Jon Chun came to Kenyon from Silicon Valley, where he co-founded SafeWeb, the world's largest privacy and anonymity platform, backed by In-Q-Tel. In 2016, six years before ChatGPT brought generative AI to public attention, he and Katherine Elkins founded the world's first human-centered AI curriculum and the AI CoLab. Their 2023 article offered the first peer-reviewed account of what a human-centered AI curriculum looks like. Chun created SentimentArcs, an open-source method of mapping the emotional architecture of stories that researchers worldwide have adopted, and his current work centers on explainable AI, ethics-based audits of language models, and global AI regulation.

Alongside mentoring more than 400 student research projects, downloaded over 107,000 times in 198 countries, Chun co-leads the Modern Language Association team at the U.S. Safety Institute Consortium (NIST CAISI) and is co-PI of the Schmidt Sciences Archival Intelligence project.

Areas of Expertise

Research in human-centered AI, AI agents, affective computing, narrative, security/privacy, generative AI benchmarking, eXplainable AI (XAI), AI fairness bias transparency explainability (FATE), ethical and compliance auditing, and AI policy/regulation. Domain expertise in HealthTech, FinTech, InsurTech, Security, and Entrepreneurship.

Education

1995 — Master of Science from University of Texas at Austin

1989 — Bachelor of Science from Univ. of California Berkeley

Courses Recently Taught

This course explores artificial intelligence through both technical implementation and humanistic inquiry. Building on the programming foundations from IPHS 200, students learn to build and critically evaluate AI systems, from classical machine-learning approaches to cutting-edge deep neural networks and large language models. Through hands-on projects, students create AI systems that generate music, analyze text, classify images and more. The course pairs technical training with readings from philosophy, ethics and critical theory to examine fundamental questions about creativity, intelligence, and what it means to be human in an age of artificial minds. The course emphasizes both technical competency and critical thinking, preparing students to be thoughtful practitioners and critics in our AI-driven future. Prerequisite: COMP 118, IPHS 200 or IPHS 391 (fall 2025).
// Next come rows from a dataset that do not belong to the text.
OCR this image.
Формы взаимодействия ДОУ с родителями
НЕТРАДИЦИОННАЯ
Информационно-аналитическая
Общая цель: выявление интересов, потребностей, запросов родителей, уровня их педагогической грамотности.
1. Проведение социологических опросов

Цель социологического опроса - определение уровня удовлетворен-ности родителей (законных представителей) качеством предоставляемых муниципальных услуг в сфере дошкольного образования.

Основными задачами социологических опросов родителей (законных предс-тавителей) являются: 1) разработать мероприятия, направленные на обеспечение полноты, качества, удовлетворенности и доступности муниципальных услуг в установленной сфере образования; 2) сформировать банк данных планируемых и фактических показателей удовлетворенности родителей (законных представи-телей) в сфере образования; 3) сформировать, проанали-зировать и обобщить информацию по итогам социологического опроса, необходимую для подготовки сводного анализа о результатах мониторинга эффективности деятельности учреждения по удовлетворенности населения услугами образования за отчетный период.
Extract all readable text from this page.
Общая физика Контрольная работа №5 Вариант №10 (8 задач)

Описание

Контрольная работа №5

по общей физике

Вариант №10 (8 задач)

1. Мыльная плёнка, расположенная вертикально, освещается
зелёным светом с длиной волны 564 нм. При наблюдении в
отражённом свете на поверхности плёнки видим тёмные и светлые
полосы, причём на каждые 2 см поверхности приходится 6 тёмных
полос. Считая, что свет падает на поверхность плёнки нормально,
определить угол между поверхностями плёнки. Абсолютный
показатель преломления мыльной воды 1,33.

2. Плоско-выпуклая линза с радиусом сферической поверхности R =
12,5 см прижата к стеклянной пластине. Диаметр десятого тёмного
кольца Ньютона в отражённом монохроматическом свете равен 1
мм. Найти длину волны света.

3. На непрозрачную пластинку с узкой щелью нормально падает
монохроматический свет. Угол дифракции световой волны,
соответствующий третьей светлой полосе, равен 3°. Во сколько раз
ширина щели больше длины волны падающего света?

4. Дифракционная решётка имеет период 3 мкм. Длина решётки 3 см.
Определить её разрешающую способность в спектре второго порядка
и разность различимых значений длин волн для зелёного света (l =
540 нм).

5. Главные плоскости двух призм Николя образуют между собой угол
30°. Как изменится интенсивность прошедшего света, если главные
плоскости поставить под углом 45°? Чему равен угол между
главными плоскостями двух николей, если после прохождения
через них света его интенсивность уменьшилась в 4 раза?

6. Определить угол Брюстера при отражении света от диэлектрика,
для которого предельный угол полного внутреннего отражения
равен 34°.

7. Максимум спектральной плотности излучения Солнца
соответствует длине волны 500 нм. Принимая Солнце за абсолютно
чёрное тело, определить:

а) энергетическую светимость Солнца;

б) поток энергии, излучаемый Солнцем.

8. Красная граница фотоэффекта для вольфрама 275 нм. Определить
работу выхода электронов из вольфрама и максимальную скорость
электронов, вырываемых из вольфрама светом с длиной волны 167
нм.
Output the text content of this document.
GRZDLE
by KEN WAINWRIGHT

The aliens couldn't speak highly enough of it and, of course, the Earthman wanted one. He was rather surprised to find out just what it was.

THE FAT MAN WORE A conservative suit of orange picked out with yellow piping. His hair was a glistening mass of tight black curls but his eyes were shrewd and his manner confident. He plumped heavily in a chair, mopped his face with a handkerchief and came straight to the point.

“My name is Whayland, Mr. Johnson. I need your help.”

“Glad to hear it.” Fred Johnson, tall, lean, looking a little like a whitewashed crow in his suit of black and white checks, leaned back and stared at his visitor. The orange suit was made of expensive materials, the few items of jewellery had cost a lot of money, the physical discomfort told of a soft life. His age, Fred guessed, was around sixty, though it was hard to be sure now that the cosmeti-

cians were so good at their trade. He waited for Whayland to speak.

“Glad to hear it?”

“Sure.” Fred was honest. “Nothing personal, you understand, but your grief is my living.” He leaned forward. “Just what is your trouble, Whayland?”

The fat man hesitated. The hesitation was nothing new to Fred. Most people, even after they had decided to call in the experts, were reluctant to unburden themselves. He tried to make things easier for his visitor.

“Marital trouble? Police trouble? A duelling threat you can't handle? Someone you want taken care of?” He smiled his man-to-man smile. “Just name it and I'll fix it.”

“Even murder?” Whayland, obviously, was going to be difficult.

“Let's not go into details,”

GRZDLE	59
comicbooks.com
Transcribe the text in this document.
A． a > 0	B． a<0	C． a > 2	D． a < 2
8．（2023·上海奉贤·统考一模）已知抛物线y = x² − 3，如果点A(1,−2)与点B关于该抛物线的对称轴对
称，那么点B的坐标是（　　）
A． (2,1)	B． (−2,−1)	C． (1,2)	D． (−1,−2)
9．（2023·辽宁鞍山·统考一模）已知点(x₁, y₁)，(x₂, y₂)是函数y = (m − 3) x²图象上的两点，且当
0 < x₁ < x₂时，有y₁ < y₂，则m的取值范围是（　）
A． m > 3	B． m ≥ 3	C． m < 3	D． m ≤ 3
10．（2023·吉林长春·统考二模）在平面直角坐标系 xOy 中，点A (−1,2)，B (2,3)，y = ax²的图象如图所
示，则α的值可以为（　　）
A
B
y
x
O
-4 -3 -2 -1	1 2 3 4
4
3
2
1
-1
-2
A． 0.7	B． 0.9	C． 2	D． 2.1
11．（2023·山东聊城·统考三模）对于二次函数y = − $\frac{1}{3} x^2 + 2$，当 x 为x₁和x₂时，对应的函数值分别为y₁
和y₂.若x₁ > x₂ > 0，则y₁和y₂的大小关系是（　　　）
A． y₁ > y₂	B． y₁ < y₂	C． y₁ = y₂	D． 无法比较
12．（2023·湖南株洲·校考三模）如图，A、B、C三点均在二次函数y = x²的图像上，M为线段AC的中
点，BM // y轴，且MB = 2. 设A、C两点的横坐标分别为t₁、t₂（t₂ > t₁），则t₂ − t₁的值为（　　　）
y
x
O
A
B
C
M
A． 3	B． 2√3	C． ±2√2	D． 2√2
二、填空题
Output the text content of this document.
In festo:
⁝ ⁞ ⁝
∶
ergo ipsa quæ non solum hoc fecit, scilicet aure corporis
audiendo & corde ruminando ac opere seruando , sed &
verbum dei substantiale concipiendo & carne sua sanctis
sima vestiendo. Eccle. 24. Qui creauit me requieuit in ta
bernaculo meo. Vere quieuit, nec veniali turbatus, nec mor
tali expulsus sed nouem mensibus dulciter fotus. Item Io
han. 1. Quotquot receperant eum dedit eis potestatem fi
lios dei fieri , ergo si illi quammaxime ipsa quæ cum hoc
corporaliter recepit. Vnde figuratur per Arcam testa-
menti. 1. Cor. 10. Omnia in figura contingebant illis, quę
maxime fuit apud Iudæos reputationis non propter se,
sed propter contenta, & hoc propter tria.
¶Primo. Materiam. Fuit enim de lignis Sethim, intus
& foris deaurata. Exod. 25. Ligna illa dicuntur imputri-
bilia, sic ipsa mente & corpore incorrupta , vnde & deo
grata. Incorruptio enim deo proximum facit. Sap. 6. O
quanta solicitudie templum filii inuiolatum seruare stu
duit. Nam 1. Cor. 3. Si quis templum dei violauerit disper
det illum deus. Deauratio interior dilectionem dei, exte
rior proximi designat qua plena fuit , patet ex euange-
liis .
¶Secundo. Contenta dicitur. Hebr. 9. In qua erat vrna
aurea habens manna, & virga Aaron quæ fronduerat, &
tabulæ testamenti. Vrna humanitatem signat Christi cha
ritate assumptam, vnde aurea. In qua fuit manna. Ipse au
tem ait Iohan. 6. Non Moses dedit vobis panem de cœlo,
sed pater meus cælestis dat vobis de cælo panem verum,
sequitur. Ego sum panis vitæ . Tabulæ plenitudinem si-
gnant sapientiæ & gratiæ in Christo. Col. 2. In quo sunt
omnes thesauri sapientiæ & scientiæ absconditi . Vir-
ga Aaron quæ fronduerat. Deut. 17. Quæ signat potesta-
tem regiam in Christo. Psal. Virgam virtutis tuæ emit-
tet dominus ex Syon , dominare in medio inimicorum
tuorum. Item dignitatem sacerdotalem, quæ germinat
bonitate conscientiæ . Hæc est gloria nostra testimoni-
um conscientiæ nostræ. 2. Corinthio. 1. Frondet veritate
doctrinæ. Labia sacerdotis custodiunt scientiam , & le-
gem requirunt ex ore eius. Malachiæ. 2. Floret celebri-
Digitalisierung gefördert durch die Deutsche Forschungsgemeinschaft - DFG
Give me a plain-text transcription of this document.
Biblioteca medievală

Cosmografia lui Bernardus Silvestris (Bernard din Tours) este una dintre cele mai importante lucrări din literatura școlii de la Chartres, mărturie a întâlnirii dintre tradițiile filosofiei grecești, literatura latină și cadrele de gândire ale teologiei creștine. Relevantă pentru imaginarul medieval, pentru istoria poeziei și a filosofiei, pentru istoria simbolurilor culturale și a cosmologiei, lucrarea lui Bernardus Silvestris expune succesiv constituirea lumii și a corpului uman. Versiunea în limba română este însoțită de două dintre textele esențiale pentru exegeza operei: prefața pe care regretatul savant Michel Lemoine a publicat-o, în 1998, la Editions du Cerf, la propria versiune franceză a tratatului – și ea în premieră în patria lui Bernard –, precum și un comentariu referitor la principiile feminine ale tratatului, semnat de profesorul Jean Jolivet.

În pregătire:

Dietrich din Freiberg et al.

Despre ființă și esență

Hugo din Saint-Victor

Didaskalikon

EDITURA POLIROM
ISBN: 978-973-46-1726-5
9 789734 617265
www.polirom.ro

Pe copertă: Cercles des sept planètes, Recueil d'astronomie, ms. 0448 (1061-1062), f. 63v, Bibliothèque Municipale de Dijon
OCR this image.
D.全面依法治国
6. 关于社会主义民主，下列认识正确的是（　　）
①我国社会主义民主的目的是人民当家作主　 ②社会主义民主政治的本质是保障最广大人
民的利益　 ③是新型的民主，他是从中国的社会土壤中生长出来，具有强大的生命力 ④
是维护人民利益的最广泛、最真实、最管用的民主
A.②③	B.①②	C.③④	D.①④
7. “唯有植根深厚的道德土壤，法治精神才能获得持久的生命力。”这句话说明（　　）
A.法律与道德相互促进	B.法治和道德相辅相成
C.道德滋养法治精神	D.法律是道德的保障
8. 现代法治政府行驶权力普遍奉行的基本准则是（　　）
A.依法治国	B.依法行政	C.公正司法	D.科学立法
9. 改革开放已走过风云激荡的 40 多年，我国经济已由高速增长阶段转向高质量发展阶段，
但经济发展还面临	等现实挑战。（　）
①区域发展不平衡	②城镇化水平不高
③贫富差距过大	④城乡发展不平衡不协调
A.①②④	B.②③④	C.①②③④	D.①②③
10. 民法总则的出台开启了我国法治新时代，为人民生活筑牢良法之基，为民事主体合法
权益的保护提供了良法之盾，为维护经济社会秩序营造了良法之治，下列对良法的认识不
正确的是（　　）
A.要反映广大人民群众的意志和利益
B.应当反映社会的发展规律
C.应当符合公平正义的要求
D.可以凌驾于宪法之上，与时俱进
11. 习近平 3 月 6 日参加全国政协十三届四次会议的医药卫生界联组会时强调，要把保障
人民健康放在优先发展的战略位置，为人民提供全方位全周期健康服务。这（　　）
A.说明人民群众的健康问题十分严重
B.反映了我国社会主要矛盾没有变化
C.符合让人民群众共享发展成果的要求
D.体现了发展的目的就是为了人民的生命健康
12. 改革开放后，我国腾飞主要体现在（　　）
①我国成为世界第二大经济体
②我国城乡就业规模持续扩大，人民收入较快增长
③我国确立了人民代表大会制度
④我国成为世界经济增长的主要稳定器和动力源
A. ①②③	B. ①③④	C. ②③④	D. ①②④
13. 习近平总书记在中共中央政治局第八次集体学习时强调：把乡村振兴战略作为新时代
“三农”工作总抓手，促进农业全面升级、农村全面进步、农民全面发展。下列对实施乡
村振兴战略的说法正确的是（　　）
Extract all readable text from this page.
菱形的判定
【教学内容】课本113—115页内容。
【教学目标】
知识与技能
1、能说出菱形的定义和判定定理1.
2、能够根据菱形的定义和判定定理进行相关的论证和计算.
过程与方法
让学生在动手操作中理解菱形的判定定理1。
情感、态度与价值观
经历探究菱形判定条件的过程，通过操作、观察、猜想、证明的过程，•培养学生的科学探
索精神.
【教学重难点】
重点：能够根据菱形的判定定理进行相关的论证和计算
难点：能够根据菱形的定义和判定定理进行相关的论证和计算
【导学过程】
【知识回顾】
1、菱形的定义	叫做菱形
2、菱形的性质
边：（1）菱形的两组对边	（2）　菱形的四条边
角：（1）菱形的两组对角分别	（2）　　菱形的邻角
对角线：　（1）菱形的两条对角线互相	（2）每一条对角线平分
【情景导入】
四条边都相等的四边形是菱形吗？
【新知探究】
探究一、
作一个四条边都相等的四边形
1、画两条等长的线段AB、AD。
This upper-division course provides an in-depth, hands-on exploration of advanced generative AI concepts with interdisciplinary applications. Students engage with a progressive curriculum covering large language models (LLMs), AI information systems, and autonomous multi-agent systems. The course emphasizes four practical project areas: (1) API-based chatbot development with structured function calling, (2) embeddings and model explainability, (3) Retrieval- Augmented Generation (RAG) for knowledge-enhanced applications, and (4) multi-agent simulations for modeling complex scenarios. Students complete four mini-projects and one original interdisciplinary research project, building a professional portfolio demonstrating technical proficiency and creative problem-solving. \n\nRequired Subscriptions: Students will be required to purchase subscriptions to leading AI model services (such as OpenAI, Anthropic, or Google) for approximately four months. Some services offer free access for students with .edu email accounts. Total subscription costs shall not exceed $150 for the semester without prior CPC approval. Students experiencing financial hardship should contact the instructor to discuss accommodation options. Prerequisite: COMP 118 or IPHS 200.